METABOLIC ADAPTATION OF THE HORSESHOE CRAB,LIMULUS POLYPHEMUS, DURING EXERCISE AND ENVIRONMENTAL HYPOXIA AND SUBSEQUENT RECOVERY

Abstract

Metabolic responses to exercise, to exposure to environmental anaerobiosis, and to subsequent recovery were investigated in muscle, hepatopancreas, and hemolymph of the horseshoe crab, Limulus polyphemus. Exercise caused a considerable decline in arginine phosphate and the formation of D-lactate in muscle tissue, whereas the adenylate energy charge was maintained. Some of the D-lactate appears to have been transported from muscle tissue into the hemolymph. This occurred, apparently, during exercise as well as during recovery. Hemolymph postbranchial PO2, which decreased during exercise and tissue phosphagen stores were rapidly restored to aerobic control values upon recovery, while D-lactate oxidation was protracted, especially in muscle. Environmental anaerobiosis for 48 h was fueled by the breakdown of arginine phosphate (considerable only in muscle tissue) and glycogen, resulting in the accumulation of arginine, D-lactate, and alanine in both muscle and hepatopancreas.
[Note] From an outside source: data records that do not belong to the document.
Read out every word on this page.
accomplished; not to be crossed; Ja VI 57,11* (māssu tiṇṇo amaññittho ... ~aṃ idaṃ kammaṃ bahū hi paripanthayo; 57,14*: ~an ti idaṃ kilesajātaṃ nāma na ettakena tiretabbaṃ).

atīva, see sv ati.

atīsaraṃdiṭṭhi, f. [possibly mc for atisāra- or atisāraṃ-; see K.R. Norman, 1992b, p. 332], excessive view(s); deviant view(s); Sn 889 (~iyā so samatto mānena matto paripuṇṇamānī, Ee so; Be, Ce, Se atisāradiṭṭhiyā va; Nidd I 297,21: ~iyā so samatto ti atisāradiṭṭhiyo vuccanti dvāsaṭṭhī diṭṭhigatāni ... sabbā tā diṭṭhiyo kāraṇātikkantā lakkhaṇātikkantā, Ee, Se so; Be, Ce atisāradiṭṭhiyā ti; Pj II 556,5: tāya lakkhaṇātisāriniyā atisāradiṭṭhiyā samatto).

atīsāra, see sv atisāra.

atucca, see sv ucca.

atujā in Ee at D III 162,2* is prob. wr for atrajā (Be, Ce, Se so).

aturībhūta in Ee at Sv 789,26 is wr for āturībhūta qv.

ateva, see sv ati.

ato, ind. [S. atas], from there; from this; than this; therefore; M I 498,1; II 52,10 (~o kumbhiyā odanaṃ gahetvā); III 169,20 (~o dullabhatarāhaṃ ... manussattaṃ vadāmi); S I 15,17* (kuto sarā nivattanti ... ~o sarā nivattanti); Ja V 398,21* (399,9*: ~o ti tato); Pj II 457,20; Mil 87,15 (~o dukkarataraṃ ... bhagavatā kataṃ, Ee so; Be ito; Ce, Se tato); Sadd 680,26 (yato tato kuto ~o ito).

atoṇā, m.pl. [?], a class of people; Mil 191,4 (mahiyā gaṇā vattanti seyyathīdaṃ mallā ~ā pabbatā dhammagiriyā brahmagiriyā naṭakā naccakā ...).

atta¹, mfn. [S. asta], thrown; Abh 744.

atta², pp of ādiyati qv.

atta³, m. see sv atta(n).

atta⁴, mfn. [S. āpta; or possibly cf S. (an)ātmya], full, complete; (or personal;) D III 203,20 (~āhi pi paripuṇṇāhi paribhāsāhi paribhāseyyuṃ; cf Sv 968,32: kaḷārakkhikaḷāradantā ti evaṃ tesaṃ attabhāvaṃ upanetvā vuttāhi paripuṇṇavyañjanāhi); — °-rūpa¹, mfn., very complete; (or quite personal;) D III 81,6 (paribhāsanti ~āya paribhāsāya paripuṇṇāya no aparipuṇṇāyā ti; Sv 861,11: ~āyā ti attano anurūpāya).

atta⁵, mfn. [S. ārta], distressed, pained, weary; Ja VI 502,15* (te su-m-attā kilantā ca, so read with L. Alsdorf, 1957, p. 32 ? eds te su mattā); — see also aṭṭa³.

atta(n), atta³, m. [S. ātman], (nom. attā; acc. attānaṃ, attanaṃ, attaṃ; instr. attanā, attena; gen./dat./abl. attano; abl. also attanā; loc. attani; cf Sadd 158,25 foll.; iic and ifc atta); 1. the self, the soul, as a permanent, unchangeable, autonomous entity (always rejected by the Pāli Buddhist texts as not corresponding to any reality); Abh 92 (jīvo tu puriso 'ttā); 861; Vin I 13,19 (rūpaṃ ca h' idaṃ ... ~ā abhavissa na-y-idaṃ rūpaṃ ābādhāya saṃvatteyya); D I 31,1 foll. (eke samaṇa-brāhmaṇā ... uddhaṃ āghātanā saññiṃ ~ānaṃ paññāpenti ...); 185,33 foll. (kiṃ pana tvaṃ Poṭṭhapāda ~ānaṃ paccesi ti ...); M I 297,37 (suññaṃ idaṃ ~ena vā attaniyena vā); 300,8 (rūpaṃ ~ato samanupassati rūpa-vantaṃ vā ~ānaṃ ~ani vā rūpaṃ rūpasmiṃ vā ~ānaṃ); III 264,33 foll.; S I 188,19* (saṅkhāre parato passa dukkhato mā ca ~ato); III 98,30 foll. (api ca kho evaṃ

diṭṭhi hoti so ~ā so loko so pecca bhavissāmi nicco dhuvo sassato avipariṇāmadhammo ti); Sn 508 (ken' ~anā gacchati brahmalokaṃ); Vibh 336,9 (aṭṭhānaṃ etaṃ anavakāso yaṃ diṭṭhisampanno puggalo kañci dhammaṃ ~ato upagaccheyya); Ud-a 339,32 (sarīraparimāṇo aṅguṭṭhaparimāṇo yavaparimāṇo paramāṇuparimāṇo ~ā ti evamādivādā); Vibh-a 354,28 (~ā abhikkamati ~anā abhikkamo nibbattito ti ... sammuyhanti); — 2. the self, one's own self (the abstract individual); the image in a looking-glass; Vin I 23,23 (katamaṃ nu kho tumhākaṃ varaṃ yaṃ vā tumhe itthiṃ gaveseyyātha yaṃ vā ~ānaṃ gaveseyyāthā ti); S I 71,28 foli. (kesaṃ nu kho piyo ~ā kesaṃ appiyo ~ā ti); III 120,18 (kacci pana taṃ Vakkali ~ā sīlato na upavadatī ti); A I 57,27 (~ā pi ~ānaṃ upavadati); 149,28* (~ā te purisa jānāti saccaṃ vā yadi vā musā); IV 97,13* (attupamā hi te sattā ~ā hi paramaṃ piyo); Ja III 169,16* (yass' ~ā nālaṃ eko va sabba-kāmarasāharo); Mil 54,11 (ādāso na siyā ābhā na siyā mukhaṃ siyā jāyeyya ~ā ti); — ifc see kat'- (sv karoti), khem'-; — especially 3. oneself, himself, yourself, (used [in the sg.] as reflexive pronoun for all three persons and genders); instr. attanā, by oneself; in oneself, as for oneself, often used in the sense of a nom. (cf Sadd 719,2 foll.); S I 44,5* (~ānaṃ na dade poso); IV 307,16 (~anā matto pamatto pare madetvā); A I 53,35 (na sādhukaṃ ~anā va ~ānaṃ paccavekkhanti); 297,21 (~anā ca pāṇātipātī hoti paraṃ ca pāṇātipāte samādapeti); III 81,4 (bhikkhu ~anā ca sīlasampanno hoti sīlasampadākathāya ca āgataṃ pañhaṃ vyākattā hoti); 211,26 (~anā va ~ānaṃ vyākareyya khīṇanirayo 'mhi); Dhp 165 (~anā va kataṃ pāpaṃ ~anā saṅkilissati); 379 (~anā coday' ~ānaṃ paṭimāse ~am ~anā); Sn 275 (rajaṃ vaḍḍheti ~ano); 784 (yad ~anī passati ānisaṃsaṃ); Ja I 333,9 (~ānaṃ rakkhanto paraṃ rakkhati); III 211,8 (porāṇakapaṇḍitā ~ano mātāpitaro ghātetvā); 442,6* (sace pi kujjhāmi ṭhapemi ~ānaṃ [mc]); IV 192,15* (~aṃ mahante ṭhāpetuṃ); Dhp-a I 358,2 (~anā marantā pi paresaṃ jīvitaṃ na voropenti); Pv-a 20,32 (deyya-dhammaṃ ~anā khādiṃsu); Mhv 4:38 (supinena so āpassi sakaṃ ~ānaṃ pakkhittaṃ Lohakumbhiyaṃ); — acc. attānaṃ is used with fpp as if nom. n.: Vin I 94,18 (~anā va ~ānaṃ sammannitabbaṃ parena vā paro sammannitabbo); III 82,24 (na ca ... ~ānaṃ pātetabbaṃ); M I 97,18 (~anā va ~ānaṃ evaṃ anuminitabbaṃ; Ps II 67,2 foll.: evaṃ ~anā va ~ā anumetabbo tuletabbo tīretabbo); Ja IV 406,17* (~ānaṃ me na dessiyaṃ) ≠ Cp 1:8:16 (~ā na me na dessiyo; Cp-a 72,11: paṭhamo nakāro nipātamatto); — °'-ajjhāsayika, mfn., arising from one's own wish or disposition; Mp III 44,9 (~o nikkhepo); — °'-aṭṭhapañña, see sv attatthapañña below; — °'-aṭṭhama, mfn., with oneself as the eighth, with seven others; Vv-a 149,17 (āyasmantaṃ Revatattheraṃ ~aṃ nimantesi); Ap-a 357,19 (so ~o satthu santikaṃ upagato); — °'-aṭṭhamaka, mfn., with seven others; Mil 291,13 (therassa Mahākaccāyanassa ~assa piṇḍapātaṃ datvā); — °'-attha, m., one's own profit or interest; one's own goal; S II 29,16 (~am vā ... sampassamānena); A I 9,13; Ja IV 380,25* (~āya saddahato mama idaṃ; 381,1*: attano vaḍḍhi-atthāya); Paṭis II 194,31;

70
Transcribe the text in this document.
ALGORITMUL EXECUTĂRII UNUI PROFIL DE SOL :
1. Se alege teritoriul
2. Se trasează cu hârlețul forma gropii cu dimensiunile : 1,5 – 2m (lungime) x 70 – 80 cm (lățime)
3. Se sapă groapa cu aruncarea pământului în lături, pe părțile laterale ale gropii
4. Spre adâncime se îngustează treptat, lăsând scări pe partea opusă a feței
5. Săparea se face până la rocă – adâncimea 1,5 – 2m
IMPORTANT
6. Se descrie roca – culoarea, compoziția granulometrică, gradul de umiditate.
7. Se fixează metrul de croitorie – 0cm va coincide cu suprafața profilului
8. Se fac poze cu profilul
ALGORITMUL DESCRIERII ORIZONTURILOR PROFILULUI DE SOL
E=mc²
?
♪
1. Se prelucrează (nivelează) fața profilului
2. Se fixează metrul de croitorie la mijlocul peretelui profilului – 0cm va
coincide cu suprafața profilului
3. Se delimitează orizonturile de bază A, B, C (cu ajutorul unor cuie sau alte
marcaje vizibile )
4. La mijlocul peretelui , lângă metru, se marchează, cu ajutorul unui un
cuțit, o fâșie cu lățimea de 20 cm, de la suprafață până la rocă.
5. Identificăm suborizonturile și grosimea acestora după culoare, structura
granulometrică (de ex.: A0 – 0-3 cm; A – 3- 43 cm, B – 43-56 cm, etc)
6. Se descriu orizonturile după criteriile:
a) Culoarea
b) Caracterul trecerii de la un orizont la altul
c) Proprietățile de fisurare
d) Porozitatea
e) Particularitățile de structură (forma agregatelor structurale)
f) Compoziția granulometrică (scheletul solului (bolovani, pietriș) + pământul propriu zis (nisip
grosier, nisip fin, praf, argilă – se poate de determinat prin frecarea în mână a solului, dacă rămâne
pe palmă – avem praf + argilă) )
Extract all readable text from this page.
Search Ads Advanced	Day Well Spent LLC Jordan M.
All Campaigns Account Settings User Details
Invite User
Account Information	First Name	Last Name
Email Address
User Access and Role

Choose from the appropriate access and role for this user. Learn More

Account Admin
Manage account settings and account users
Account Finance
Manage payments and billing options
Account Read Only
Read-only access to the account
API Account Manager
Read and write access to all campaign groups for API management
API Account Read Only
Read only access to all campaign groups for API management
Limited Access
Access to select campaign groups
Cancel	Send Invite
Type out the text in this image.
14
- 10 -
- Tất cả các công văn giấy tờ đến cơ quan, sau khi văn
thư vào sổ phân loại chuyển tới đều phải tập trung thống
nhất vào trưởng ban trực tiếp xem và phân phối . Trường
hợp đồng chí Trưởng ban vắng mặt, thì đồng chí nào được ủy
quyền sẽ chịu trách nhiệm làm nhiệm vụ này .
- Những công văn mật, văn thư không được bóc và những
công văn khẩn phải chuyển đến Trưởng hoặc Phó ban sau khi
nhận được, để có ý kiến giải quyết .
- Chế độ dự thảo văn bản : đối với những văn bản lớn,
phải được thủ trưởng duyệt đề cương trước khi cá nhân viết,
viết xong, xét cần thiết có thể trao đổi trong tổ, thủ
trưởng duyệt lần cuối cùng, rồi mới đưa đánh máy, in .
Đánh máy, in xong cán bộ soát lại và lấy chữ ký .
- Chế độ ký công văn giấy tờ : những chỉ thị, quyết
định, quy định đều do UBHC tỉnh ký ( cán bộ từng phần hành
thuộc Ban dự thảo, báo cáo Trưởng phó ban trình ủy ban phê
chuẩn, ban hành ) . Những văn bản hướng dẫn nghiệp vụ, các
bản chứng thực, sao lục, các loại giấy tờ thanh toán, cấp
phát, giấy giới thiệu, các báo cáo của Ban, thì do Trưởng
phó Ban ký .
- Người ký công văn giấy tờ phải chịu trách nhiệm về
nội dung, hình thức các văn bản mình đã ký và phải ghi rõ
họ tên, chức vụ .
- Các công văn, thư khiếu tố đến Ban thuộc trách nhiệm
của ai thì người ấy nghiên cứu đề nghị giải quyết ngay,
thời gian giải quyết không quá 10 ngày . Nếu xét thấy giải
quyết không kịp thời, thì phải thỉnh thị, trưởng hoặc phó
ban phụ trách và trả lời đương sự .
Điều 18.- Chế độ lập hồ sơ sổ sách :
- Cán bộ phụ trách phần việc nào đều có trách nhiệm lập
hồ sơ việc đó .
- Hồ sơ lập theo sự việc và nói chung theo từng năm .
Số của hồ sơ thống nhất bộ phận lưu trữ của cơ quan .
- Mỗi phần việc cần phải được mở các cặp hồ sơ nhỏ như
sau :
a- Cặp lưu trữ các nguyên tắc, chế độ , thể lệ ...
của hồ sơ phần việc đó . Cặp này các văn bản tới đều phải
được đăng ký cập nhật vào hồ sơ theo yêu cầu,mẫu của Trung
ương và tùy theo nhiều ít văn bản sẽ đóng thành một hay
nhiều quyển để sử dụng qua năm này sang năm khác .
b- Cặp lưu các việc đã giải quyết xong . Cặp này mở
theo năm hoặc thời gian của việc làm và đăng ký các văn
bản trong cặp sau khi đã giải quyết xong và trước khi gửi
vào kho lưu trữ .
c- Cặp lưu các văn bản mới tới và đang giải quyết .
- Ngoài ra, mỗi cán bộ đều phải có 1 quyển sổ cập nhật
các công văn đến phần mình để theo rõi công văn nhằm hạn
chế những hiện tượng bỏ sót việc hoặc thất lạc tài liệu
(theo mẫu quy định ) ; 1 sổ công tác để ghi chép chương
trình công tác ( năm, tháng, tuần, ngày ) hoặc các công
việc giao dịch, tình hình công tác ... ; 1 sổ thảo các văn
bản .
Alanine production may occur via glutamate-pyruvate transaminase and glutamate dehydrogenase, which take over the role of D-lactate dehydrogenase to maintain redox balance during the later phases of anaerobiosis. Recovery from anaerobiosis was characterized by a rapid replenishment of the phosphagen, a rapid drop in alanine concentration, and a protracted time-course for the decline in D-lactate levels, which was somewhat faster in the hepatopancreas than in muscle tissue.